When we complain about the Church and the world, we take out steam, but it often doesn’t lead to much action. The saints, however, took a different approach: to become the renewal through their own conversion to the Lord.

When we complain about the Church and the world, we take out steam, but it often doesn’t lead to much action. The saints, however, took a different approach: to become the renewal through their own conversion to the Lord. God renews the Church through holiness, which radiates from within to begin the change needed in the world. 

Lay people may not be responsible for the Church in a hierarchical sense. We have not been given authority by Jesus to govern the Church, for instance. But this does not mean that we should remain merely passive within the Christian community. Rather, it is up to the laity to embody the faith in their daily lives, translating the Gospel into culture, a shared way of life that seeks holiness in the ordinary things of the world.

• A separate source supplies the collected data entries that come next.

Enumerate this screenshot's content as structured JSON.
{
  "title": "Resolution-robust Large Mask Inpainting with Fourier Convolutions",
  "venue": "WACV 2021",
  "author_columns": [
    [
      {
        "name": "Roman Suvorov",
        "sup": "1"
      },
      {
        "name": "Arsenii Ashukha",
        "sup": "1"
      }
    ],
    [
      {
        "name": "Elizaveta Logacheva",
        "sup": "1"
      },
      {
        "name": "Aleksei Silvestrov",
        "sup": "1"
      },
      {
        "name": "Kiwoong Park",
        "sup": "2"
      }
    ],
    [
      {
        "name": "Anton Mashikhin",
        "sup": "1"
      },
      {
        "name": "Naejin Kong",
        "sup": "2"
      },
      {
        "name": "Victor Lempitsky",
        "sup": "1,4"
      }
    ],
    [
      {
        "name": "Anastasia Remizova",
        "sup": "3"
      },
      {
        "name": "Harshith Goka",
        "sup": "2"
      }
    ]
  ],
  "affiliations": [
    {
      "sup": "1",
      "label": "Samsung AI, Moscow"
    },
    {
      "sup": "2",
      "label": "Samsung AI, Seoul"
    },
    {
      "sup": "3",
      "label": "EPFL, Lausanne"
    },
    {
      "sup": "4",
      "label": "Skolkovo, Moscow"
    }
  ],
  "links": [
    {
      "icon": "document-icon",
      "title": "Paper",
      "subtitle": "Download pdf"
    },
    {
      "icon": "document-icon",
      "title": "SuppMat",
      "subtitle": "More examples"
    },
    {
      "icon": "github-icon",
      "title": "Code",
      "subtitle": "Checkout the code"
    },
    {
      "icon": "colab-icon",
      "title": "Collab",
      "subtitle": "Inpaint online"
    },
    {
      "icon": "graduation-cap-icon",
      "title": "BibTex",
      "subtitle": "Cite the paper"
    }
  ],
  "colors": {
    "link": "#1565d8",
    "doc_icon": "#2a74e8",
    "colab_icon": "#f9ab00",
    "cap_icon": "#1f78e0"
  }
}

The Church is not an organization, like a corporation or fraternal organization, like the Rotary Club. In those cases, if you are unhappy with leadership, you simply resign your membership or refuse to do business. The head of the Church, however, is Jesus Christ, and we must obey the authority he established: “He who hears you hears me, and he who rejects you rejects me, and he who rejects me rejects him who sent me” (Luke 10:16). But, the Church is more than the hierarchy, reaching to all the baptized faithful. 

To reform the Church, we must reform ourselves, taking up our own role within the Body of Christ. In various places, Paul outlines the many roles of service in the Church, not only apostles but also teachers, helpers, administrators, servants of the poor, and financial benefactors. Even more mystically, he reflects on the way in which Christ’s love for his Church finds sacramental embodiment in the love of husband and wife (see Ephesians 5). The family, as the domestic church, makes the Church present and alive within the home.

We, the laity, depend upon clergy to teach, sanctify, and govern the Church, but we also have been given a participation in Christ’s triple office of priest, prophet, and king. Through our baptism, we have been clothed with Christ (Galatians 3:27) and have been called to share in his work of sanctifying the world through our daily prayer, witness, and service. Fathers, in particular, have spiritual authority over their children. They are the ones who are primarily responsible for their upbringing in the faith: teaching them to know God, to learn how to pray, and to grow in virtue.

As Christian men, there is much we can do to bring about renewal. It begins, of course, with our own deeper conversion so that we can live a life of prayer and sacrifice, offering our lives to God. From there, we work to sanctify our families so that our homes can be places pleasing to God, where he is honored before all else. And, if we bond together in fraternity, we can make a difference in our communities, addressing local problems and starting needed institutions, like schools, to support our families in faith. 

Obedience should never become an excuse for complacency. If we want change, we must become that change, and work with other men to build momentum for renewal in the Church and world. Jesus has equipped us through our baptism and the other sacraments and now is the time to use these gifts to bring about the change so desperately needed today.